Momentos después hubo un leve bip-bip, y el alcalde descolgó el teléfono.
—¿Mort…? ¿Recuerdas el caso de St. Timothy's…? Exacto. Bien, Mort… Pues ¡DE ESO NADA!
El alcalde colgó, se recostó en el respaldo de su asiento, y sonrió de nuevo.
—¿Quiere decir que… ya está? —El obispo parecía estar verdaderamente sorprendido y encantado—. O sea que la Comisión… no catalogará…
El alcalde sonrió y asintió con la cabeza.
—Señor alcalde, no sé cómo agradecérselo. Créame… me habían contado que sabe usted hacer que las cosas funcionen, pero… ¡Bien! ¡Le estoy agradecidísimo! Y puedo garantizarle que haré cuanto esté en mi mano para que todos los que pertenecen a mi diócesis, y todos nuestros amigos, sepan qué gran servicio nos ha hecho usted. Sí, señor, le aseguro que lo haré.
—No hace ninguna falta, señor obispo —dijo el alcalde—. No tiene por qué verlo como un favor, ni siquiera como un servicio. Los argumentos que usted me ha presentado eran muy persuasivos, y creo que toda la ciudad se va a beneficiar. Siempre me alegra poder hacer algo por usted, algo que redunde en su beneficio y en beneficio de toda la ciudad de Nueva York.
—¡Y lo ha hecho! No sabe cuánto se lo agradezco.

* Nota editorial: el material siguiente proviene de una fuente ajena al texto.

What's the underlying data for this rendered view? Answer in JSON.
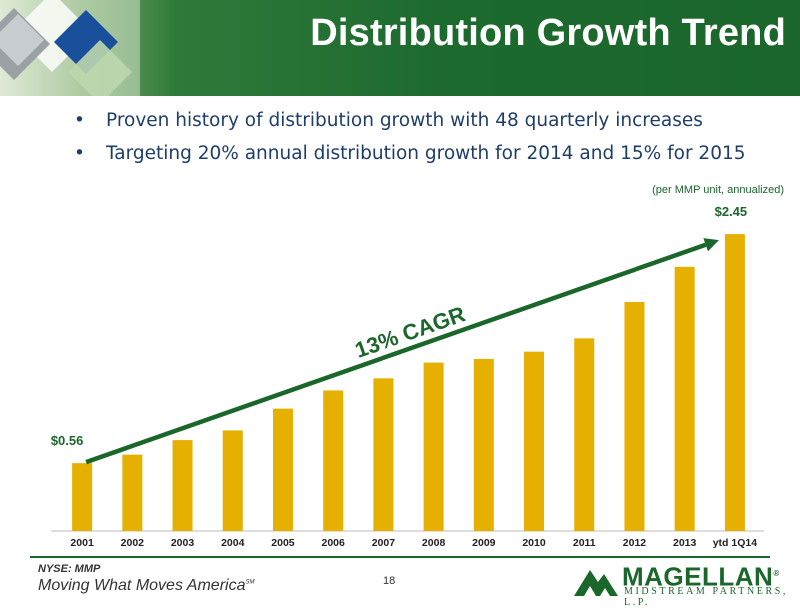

—Bien, pues, ya que estamos en eso —dijo el alcalde, adoptando su tono de maestro de escuela, que tan útil le había sido muchas veces—, querría que usted hiciese también una cosa por mí… una cosa que también le resultará beneficiosa a usted, y a la ciudad de Nueva York.
El alcalde inclinó la cabeza hacia un lado y le dirigió una sonrisa anchísima. Era como el petirrojo que acaba de avistar una lombriz.
—Obispo, quiero que forme usted parte de una comisión especial sobre delincuencia ciudadana que pienso organizar de manera inmediata. Y me gustaría poder anunciar su nombramiento el mismo día en que anuncie la creación de esa comisión. No hace falta que le diga la importancia que el problema de la delincuencia tiene en Nueva York. Ni tampoco que recalque en qué medida ese problema se complica por culpa de las connotaciones raciales que suele tener, por todos los prejuicios acerca de quiénes cometen los delitos y de cuál es la actitud al respecto de nuestra policía. Le aseguro que formar parte de esa comisión es el mejor servicio que puede usted rendirle a Nueva York en este momento. ¿Qué me dice?
El alcalde notó en seguida la consternación que reflejaba el rostro del obispo.
—Me siento muy adulado, señor alcalde —dijo el obispo. Pero no parecía sentirse precisamente adulado. Ya no sonreía—. Y estoy completamente de acuerdo con usted, desde luego. Pero debo decirle que, en la medida en que mis actividades como obispo de esta diócesis se relacionan con la vida pública, con la vida oficial, creo que tengo las manos en cierto modo atadas…
Pero en este momento sus manos no estaban atadas. Empezó a retorcérselas, como si estuviese tratando de abrir un tarro de melocotón en almíbar, mientras seguía explicándole al alcalde cuál era la estructura de la iglesia episcopaliana, y el pensamiento teológico subyacente a esa estructura, y la teología de ese pensamiento teológico, y cuáles eran las cosas que eran del César, y cuáles no.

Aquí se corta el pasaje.